【ブリュッセル=森本学】ギリシャ政府は30日が支払期限だった国際通貨基金(IMF)への約15億ユーロ(約2000億円)の債務を返済できなかった。IMFはこれを「延滞」とみなしている。欧州連合(EU)などによるギリシャへの金融支援も同日、失効した。ギリシャは土壇場でEUに対し新たな支援策を要請したがEU側は拒否した。2009年以降、繰り返されてきたギリシャ危機は新たな局面を迎えた。
IMFはギリシャの支払期限だった日本時間午前7時すぎ、ギリシャから支払いがなかったとの声明文を公表した。先進国でIMFへの支払いを延滞した初のケースとなる。ギリシャ政府から支払いの延期を求める要請があったことも明らかにした。今後はIMF理事会が支払いの延滞を正式認定する手続きに入る。

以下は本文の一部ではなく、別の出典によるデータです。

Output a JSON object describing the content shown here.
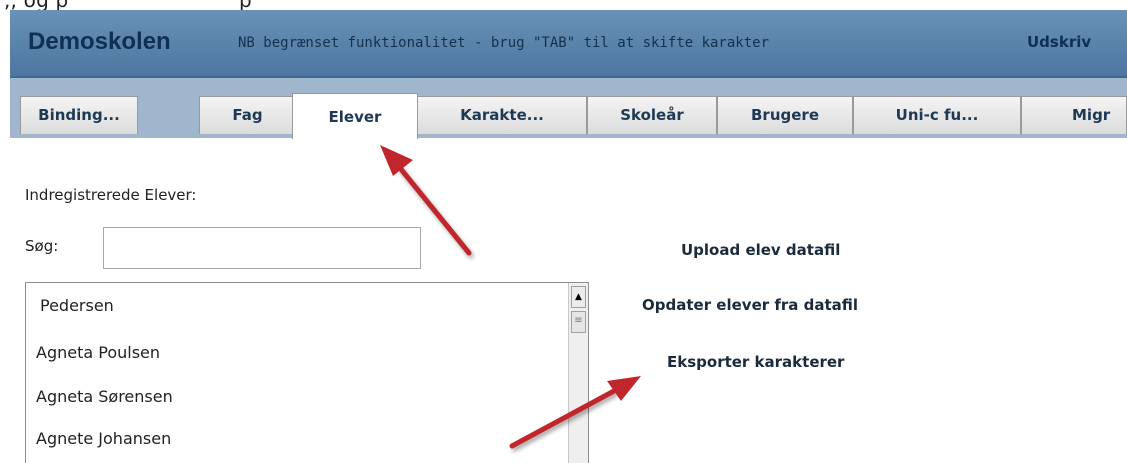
{
  "header": {
    "brand": "Demoskolen",
    "notice": "NB begrænset funktionalitet - brug \"TAB\" til at skifte karakter",
    "print_label": "Udskriv"
  },
  "tabs": [
    {
      "label": "Binding...",
      "active": false
    },
    {
      "label": "Fag",
      "active": false
    },
    {
      "label": "Elever",
      "active": true
    },
    {
      "label": "Karakte...",
      "active": false
    },
    {
      "label": "Skoleår",
      "active": false
    },
    {
      "label": "Brugere",
      "active": false
    },
    {
      "label": "Uni-c fu...",
      "active": false
    },
    {
      "label": "Migr",
      "active": false
    }
  ],
  "students_panel": {
    "label": "Indregistrerede Elever:",
    "search_label": "Søg:",
    "search_value": "",
    "students": [
      "Pedersen",
      "Agneta Poulsen",
      "Agneta Sørensen",
      "Agnete Johansen"
    ]
  },
  "actions": {
    "upload": "Upload elev datafil",
    "update": "Opdater elever fra datafil",
    "export": "Eksporter karakterer"
  },
  "colors": {
    "header": "#5781a9",
    "tabbar": "#9fb6cc",
    "annotation_arrow": "#c0262b"
  },
  "icons": {
    "scroll_up": "triangle-up-icon",
    "scroll_thumb": "grip-icon"
  }
}
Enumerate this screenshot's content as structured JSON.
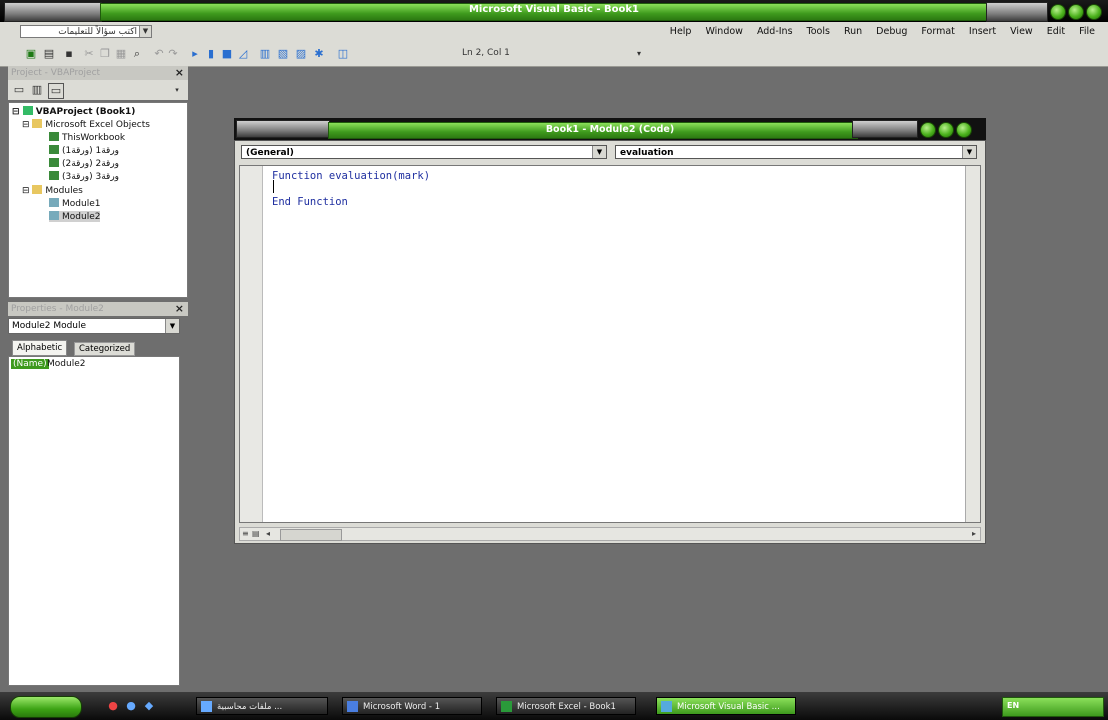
{
  "window": {
    "title": "Microsoft Visual Basic - Book1"
  },
  "menu": {
    "ask_placeholder": "اكتب سؤالاً للتعليمات",
    "items": [
      "Help",
      "Window",
      "Add-Ins",
      "Tools",
      "Run",
      "Debug",
      "Format",
      "Insert",
      "View",
      "Edit",
      "File"
    ]
  },
  "toolbar": {
    "position": "Ln 2, Col 1"
  },
  "project_pane": {
    "title": "Project - VBAProject",
    "root": "VBAProject (Book1)",
    "folder_objects": "Microsoft Excel Objects",
    "objects": [
      "ThisWorkbook",
      "ورقة1 (ورقة1)",
      "ورقة2 (ورقة2)",
      "ورقة3 (ورقة3)"
    ],
    "folder_modules": "Modules",
    "modules": [
      "Module1",
      "Module2"
    ]
  },
  "properties_pane": {
    "title": "Properties - Module2",
    "object": "Module2 Module",
    "tab_alphabetic": "Alphabetic",
    "tab_categorized": "Categorized",
    "prop_name": "(Name)",
    "prop_value": "Module2"
  },
  "code_window": {
    "title": "Book1 - Module2 (Code)",
    "object_combo": "(General)",
    "proc_combo": "evaluation",
    "lines": [
      "Function evaluation(mark)",
      "",
      "End Function"
    ]
  },
  "taskbar": {
    "tasks": [
      "ملفات محاسبية ...",
      "Microsoft Word - 1",
      "Microsoft Excel - Book1",
      "Microsoft Visual Basic ..."
    ],
    "tray_lang": "EN"
  },
  "colors": {
    "accent": "#3e9a1d",
    "background": "#6e6e6e"
  }
}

IMFが支払い延滞を正式認定すると、ギリシャへ融資している他の公的機関の判断にも大きな影響を与える。例えばEUによるギリシャ支援の“実行部隊”である「欧州金融安定基金(EFSF)」がギリシャが実質的な債務不履行(デフォルト)に陥ったとみなせば、融資の返済前倒しを請求できる。
欧州中央銀行(ECB)もギリシャの銀行への資金繰り支援を続けるかなど難しい判断を迫られる。ECBが支援の打ち切りなどに踏み込めばギリシャの銀行は経営に行き詰まる。

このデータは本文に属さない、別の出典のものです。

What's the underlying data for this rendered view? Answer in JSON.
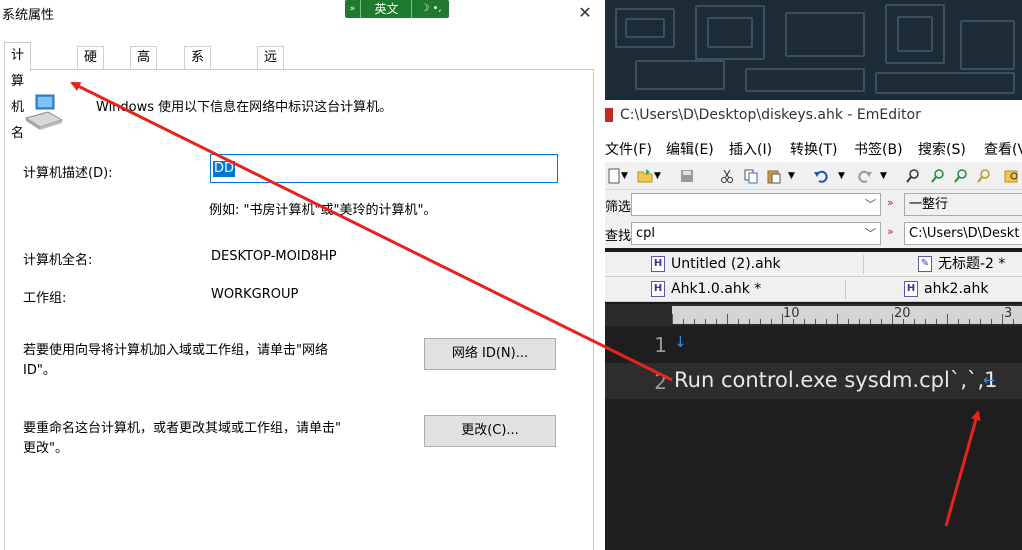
{
  "dialog": {
    "title": "系统属性",
    "close_glyph": "✕",
    "tabs": [
      "计算机名",
      "硬件",
      "高级",
      "系统保护",
      "远程"
    ],
    "intro": "Windows 使用以下信息在网络中标识这台计算机。",
    "description_label": "计算机描述(D):",
    "description_value": "DD",
    "example": "例如: \"书房计算机\"或\"美玲的计算机\"。",
    "full_name_label": "计算机全名:",
    "full_name_value": "DESKTOP-MOID8HP",
    "workgroup_label": "工作组:",
    "workgroup_value": "WORKGROUP",
    "join_text_1": "若要使用向导将计算机加入域或工作组，请单击\"网络",
    "join_text_2": "ID\"。",
    "network_id_button": "网络 ID(N)...",
    "rename_text_1": "要重命名这台计算机，或者更改其域或工作组，请单击\"",
    "rename_text_2": "更改\"。",
    "change_button": "更改(C)..."
  },
  "ime_bar": {
    "left": "»",
    "language": "英文",
    "right": "☽ •,"
  },
  "editor": {
    "title": "C:\\Users\\D\\Desktop\\diskeys.ahk - EmEditor",
    "menu": [
      "文件(F)",
      "编辑(E)",
      "插入(I)",
      "转换(T)",
      "书签(B)",
      "搜索(S)",
      "查看(V"
    ],
    "filter_label": "筛选",
    "filter_value": "",
    "filter_mode": "一整行",
    "find_label": "查找",
    "find_value": "cpl",
    "find_path": "C:\\Users\\D\\Deskt",
    "tabs_row1": [
      "Untitled (2).ahk",
      "无标题-2 *"
    ],
    "tabs_row2": [
      "Ahk1.0.ahk *",
      "ahk2.ahk"
    ],
    "ruler_marks": [
      "10",
      "20",
      "3"
    ],
    "lines": [
      {
        "number": "1",
        "text": ""
      },
      {
        "number": "2",
        "text": "Run control.exe sysdm.cpl`,`,1"
      }
    ]
  },
  "colors": {
    "annotation_arrow": "#e8231e",
    "selection": "#0078d7",
    "ime_green": "#1f7a2e",
    "editor_bg": "#1e1e1e"
  }
}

EUなど債権団のギリシャへの金融支援も終了期限を迎えて失効した。ギリシャ政府は期限間際の30日午後になって、金融支援の2年間延長や債務再編を求める新たな提案を提出。ユーロ圏の財務相は30日夜に電話で緊急会合を開いて対応を協議したが、ギリシャ政府の「反緊縮」姿勢が変わっていないとして提案を退けた。
財務相会合のデイセルブルム議長(オランダ財務相)は電話協議後、米CNNテレビのインタビューで「ギリシャ政府の姿勢は変わっていないようだ」と語った。1日午前(日本時間同日夜)には電話によるユーロ圏財務相会合を再び開き、ギリシャの状況を慎重に点検する。
ギリシャが金融支援の期限切れ直前になって要請してきた新支援策は、ユーロ圏の金融安定網である「欧州安定メカニズム(ESM)」に債務再編を含む2年間の金融支援を求める内容。従来の金融支援ではIMFが債権団に加わっているのに対し、新提案はユーロ圏単独での支援を求めた。
ただギリシャ政府はEUなどが従来の金融支援を延長する代わりに求めている財政再建策の受け入れには反対する強硬姿勢はなお崩していない。
ユーロ圏側はギリシャが7月5日の国民投票の結果を受けて財政再建策の受け入れに転じた場合には、新たな金融支援の交渉を進める構えだ。ロイター通信などによると、メルケル独首相は30日、与党議員に対し、5日の国民投票が終わるまではギリシャ政府から新提案があっても議論できないとの考えを示した。